SEM micrographs of the composite (before debinding) polymer/ceramic fibers are shown in Figure 9. The measurements were performed on a NovaNanoSEM 230 (FEI, USA) at 7.00 kV acceleration voltage after sputtering a gold layer (coating duration of 45 s, Sputter Coater 108auto, Cressington, UK) onto the fibers to prevent the charging effect during SEM analyses.
Scanning electron micrographs of the spun fibers: (a) S2715 composite fibers; (b) S2818 composite fibers; (c) S2715 debound fibers; (d) S2818 debound fibers. Magnification: 10,000×.
The microstructure of the obtained fibers is presented in Figure 9. The composite polymer/ceramic fibers made of S2715 and S2818 are long and continuous. The length of fibers is larger than 100 µm. They are of irregular, but mostly of cylindrical shape. The fibers have a well-developed surface with open pores. Despite a slight difference in nanoparticle size in precursors, there is no significant difference in morphology of the fibers between the two Sicotrans powders.
Debinding of both types of fibers leads to a significant decrease of mechanical strength. The fibers are brittle and can break during manual manipulation. This is due to the fact that the binding polymer was removed by thermal treatment and only the iron oxide nanoparticles were left in the fiber volume. In addition, the removed polymer created open porosity, which contributes to the lowered mechanical properties of the fibers. This could be solved by choosing a different heating program and sintering the nanoparticles, the addition of binders and/or glass formers or simply more constituents that react with the base material. However, we wanted to avoid sintering of the particles to preserve the very well-developed surface of the fibers. Heat-treated fibers are shorter compared to the composites. This is possibly because of their breakage during manual manipulation and/or a collapse of the nanoparticles in the fiber volume due to the removal of PEO in their narrowest points.
Based on the micrographs we claim the open porosity seems to be increased because of the removal of PEO during debinding. Although the pores would not be penetrated during filtration due to typically high flow rates of a liquid, they improve the surface development of the spun fibers.
Conclusions
The composite polymer/ceramic fibers based on hematite were successfully spun. Transformation into purely ceramic fibers was also achieved. However, there is still room for improvement in terms of mechanical properties of the ceramic fibers (especially in filtration applications where the fibers are under fluid flow). Although it is possible to handle them manually, stronger forces may break them into needle-like structures.
It is worth emphasizing that in this work we used a very simple composition, namely: solvent, ceramic nanopowders and fiber-forming agent. It is very likely that the addition of more ceramic phases, especially glass formers, will provide additional mechanical improvements.

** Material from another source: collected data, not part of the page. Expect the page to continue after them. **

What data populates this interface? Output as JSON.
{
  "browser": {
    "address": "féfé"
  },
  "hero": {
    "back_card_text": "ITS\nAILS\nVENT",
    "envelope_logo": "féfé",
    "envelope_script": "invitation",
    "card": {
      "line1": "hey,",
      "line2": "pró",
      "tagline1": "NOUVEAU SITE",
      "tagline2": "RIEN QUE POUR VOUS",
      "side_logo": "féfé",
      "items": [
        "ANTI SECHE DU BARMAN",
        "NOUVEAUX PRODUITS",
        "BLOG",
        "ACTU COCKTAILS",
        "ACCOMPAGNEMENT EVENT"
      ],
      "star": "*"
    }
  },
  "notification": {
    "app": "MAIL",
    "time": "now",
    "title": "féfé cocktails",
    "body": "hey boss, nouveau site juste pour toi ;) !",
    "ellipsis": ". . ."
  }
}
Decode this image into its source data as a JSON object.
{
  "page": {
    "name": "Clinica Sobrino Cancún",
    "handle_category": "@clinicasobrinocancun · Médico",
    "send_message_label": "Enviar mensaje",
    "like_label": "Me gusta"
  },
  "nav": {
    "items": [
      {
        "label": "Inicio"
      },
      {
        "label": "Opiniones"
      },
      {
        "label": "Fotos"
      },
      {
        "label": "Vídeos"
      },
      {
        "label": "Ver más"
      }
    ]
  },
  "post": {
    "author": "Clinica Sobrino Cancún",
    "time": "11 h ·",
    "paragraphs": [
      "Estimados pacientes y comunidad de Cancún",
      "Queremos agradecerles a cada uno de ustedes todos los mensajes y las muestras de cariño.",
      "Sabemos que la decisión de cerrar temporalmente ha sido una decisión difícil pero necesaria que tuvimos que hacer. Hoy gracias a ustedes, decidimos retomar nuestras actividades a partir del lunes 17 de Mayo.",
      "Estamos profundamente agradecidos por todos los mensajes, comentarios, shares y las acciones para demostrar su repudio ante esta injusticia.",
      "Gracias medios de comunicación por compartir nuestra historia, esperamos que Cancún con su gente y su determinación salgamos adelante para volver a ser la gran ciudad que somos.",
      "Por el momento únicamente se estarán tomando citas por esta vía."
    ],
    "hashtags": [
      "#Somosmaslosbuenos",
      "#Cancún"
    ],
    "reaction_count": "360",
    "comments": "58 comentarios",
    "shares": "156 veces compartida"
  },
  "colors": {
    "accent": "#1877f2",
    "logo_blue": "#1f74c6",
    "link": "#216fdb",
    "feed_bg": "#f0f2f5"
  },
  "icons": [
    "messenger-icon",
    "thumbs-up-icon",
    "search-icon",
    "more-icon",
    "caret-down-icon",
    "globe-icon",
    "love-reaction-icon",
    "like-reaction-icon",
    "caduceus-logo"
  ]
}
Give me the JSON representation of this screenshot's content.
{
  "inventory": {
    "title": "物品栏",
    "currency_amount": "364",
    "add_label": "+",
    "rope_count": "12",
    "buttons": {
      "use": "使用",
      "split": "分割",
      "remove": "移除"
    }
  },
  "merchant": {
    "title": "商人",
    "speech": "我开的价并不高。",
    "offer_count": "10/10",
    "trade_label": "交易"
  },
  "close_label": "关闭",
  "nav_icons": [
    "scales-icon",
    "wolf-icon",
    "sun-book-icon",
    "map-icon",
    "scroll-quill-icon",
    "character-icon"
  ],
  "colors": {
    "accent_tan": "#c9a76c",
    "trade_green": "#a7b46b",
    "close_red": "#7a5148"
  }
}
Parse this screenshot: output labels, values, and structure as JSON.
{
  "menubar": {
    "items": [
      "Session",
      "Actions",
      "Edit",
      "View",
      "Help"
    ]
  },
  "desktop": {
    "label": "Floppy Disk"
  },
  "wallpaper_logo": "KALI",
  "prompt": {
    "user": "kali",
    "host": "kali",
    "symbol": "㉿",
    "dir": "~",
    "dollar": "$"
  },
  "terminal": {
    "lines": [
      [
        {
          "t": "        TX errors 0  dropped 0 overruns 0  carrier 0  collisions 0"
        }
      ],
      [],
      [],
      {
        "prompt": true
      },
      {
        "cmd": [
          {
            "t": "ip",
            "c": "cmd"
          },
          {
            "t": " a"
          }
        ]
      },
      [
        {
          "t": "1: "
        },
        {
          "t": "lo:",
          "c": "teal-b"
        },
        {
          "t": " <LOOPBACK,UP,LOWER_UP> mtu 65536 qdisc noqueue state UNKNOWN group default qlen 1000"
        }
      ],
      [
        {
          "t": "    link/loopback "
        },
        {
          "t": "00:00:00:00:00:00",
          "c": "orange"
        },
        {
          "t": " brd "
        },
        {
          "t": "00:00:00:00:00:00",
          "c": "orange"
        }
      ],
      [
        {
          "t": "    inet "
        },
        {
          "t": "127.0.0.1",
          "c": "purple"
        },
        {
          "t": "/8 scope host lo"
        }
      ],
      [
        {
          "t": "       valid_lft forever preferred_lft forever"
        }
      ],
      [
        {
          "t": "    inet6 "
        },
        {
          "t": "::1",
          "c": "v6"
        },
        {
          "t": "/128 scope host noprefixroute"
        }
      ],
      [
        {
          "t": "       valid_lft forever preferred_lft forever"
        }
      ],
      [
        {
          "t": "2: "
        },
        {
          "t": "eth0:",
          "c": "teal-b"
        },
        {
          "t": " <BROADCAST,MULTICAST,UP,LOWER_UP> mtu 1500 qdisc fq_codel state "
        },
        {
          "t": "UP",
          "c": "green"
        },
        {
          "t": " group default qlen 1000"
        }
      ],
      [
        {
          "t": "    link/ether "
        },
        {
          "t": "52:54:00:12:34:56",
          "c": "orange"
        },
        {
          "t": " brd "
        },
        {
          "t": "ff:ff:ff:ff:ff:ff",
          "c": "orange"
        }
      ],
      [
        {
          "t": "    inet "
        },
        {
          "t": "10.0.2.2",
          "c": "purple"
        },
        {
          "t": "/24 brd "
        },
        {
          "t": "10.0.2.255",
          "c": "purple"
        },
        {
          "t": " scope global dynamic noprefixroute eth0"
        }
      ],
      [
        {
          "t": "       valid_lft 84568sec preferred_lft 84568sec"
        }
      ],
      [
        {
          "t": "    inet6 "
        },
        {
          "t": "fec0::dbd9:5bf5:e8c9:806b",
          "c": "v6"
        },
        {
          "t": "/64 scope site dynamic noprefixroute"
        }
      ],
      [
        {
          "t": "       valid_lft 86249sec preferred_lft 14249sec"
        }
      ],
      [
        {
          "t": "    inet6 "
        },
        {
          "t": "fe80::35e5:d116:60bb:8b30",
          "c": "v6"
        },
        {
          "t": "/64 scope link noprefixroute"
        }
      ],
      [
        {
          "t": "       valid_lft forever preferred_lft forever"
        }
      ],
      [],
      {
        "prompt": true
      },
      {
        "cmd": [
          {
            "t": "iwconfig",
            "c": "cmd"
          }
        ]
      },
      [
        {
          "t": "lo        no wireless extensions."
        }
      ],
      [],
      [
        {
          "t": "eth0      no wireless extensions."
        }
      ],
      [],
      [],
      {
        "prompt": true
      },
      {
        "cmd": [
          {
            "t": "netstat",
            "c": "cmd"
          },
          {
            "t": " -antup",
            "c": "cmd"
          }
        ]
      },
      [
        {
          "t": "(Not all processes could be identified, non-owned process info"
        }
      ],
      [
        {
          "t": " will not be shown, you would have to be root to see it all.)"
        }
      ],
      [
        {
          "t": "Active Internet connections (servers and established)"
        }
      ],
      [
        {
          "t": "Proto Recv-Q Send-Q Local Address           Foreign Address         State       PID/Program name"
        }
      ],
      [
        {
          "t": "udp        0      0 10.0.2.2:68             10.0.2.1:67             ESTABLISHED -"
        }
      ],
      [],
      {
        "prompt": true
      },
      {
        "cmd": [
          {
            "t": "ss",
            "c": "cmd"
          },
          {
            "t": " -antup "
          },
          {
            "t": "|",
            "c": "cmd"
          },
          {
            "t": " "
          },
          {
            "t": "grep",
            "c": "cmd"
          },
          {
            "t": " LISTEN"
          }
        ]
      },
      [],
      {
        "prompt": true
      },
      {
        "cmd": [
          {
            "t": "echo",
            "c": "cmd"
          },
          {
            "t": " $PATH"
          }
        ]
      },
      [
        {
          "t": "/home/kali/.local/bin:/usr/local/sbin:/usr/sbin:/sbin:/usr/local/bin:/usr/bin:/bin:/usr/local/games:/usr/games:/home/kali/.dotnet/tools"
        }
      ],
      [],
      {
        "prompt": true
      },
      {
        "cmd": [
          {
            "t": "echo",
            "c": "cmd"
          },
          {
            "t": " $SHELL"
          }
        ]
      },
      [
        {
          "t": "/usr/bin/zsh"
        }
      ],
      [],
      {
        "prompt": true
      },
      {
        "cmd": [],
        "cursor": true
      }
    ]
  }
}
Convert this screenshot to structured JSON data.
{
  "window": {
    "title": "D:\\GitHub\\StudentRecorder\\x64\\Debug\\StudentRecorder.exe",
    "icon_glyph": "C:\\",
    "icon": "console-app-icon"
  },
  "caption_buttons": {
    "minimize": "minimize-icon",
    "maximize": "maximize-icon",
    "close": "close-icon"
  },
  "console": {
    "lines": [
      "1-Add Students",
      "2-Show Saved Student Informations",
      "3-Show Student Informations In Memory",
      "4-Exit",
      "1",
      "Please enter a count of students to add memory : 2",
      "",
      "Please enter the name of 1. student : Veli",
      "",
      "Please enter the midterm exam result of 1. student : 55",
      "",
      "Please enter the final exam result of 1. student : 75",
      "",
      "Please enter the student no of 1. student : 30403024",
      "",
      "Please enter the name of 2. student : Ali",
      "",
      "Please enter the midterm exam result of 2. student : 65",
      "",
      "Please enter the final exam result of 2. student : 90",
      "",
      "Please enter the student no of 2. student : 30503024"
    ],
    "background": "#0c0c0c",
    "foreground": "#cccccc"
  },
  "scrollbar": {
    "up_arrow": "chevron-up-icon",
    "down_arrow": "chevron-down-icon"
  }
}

We assume that the produced fibers are characterized by high adsorption capacity resulting from a very well-developed surface area, which makes them a viable option for adsorption applications.28–30 Electrostatically stabilized Fe2O3 dispersion combined with PEO water solution provides an environmentally friendly and cost-effective precursor for fiber formation with the use of the RJS method. Furthermore, it has been proved that RJS constitutes an alternative for production of fibers. This technique minimizes or eliminates limitations associated with the methods presently used for fabricating fibers.
Footnotes
Funding
This work was supported by Switzerland through the Swiss Contribution to the enlarged European Union within the project “Novel nanocomposite filter media for adsorption based water treatment – NANOSORP”, PSRP: 209/2010.
Acknowledgments
We would like to thank Mr Heinz Altorfer for his tremendous help with designing and realization of the spinneret and Dr. Jakub Michalski for fruitful discussions.